Deterministic Output Rules

  • Use the same section order for every supported request of this skill.
  • Keep output field names stable and do not rename documented keys across examples.
  • If a value is unavailable, emit an explicit placeholder instead of omitting the field.

Output Contract

  • Return a structured deliverable that is directly usable without reformatting.
  • If a file is produced, prefer a deterministic output name such as
    image_ocr_result.md
    unless the skill documentation defines a better convention.
  • Include a short validation summary describing what was checked, what assumptions were made, and any remaining limitations.

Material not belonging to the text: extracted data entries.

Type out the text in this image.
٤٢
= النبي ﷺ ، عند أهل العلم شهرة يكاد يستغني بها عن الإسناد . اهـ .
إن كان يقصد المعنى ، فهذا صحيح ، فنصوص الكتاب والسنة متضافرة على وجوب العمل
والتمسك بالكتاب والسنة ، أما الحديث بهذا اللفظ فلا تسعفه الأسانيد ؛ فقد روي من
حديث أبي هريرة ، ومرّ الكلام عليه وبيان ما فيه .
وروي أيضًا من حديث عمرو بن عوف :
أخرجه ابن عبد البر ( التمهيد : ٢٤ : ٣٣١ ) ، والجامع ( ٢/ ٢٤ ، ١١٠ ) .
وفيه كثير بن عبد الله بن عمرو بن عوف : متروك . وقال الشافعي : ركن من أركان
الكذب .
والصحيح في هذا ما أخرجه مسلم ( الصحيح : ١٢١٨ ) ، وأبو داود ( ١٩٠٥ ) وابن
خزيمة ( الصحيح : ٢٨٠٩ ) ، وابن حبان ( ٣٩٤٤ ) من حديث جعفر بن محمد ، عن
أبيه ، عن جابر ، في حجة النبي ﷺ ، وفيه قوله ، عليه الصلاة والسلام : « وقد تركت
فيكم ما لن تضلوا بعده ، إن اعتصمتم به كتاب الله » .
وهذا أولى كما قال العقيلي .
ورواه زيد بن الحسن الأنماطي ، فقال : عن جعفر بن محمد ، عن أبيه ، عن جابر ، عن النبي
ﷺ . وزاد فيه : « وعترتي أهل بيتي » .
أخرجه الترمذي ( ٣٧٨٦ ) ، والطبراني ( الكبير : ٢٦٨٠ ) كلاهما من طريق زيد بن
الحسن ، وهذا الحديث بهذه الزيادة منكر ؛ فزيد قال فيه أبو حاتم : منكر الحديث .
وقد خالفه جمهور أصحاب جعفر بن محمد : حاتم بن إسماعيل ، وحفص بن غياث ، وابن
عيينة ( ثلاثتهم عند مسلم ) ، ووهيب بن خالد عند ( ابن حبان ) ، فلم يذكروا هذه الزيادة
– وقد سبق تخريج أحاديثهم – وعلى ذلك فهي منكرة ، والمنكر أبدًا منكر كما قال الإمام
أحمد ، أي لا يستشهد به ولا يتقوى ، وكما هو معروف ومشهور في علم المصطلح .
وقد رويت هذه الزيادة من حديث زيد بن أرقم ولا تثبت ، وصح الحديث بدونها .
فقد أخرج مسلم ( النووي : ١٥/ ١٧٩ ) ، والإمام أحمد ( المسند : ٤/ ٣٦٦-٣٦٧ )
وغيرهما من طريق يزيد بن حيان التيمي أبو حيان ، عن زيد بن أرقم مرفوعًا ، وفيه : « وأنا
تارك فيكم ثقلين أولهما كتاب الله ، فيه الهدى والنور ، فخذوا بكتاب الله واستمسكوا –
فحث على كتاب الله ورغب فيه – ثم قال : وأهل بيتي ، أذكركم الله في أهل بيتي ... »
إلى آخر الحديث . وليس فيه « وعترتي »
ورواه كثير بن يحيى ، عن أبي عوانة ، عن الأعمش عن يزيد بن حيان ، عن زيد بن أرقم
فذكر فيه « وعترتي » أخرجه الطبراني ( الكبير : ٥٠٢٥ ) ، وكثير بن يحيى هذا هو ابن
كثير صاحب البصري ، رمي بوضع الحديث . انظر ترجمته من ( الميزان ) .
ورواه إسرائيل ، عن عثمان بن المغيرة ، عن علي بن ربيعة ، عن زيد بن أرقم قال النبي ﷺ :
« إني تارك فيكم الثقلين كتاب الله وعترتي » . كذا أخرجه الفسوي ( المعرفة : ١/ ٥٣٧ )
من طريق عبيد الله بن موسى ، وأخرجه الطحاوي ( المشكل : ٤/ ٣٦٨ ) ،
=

Validation and Safety Rules

  • Validate required inputs before execution and stop early when mandatory fields or files are missing.
  • Do not fabricate measurements, references, findings, or conclusions that are not supported by the provided source material.
  • Emit a clear warning when credentials, privacy constraints, safety boundaries, or unsupported requests affect the result.
  • Keep the output safe, reproducible, and within the documented scope at all times.

Failure Handling

  • If validation fails, explain the exact missing field, file, or parameter and show the minimum fix required.
  • If an external dependency or script fails, surface the command path, likely cause, and the next recovery step.
  • If partial output is returned, label it clearly and identify which checks could not be completed.

Completion Checklist

  • Confirm all required inputs were present and valid.
  • Confirm the supported execution path completed without unresolved errors.
  • Confirm the final deliverable matches the documented format exactly.
  • Confirm assumptions, limitations, and warnings are surfaced explicitly.

Quick Validation

Run this minimal verification path before full execution when possible:

python scripts/image_ocr.py --help

Expected output format:

Result file: image_ocr_result.md
Validation summary: PASS/FAIL with brief notes
Assumptions: explicit list if any

Scope Reminder

  • Core purpose: Extract text from images with Tesseract OCR; use it when you need to recognize text from PNG/JPEG/TIFF/BMP images, select a language model, or run OCR via natural-language requests (e.g., "Interpret the image at C:\path\image.png").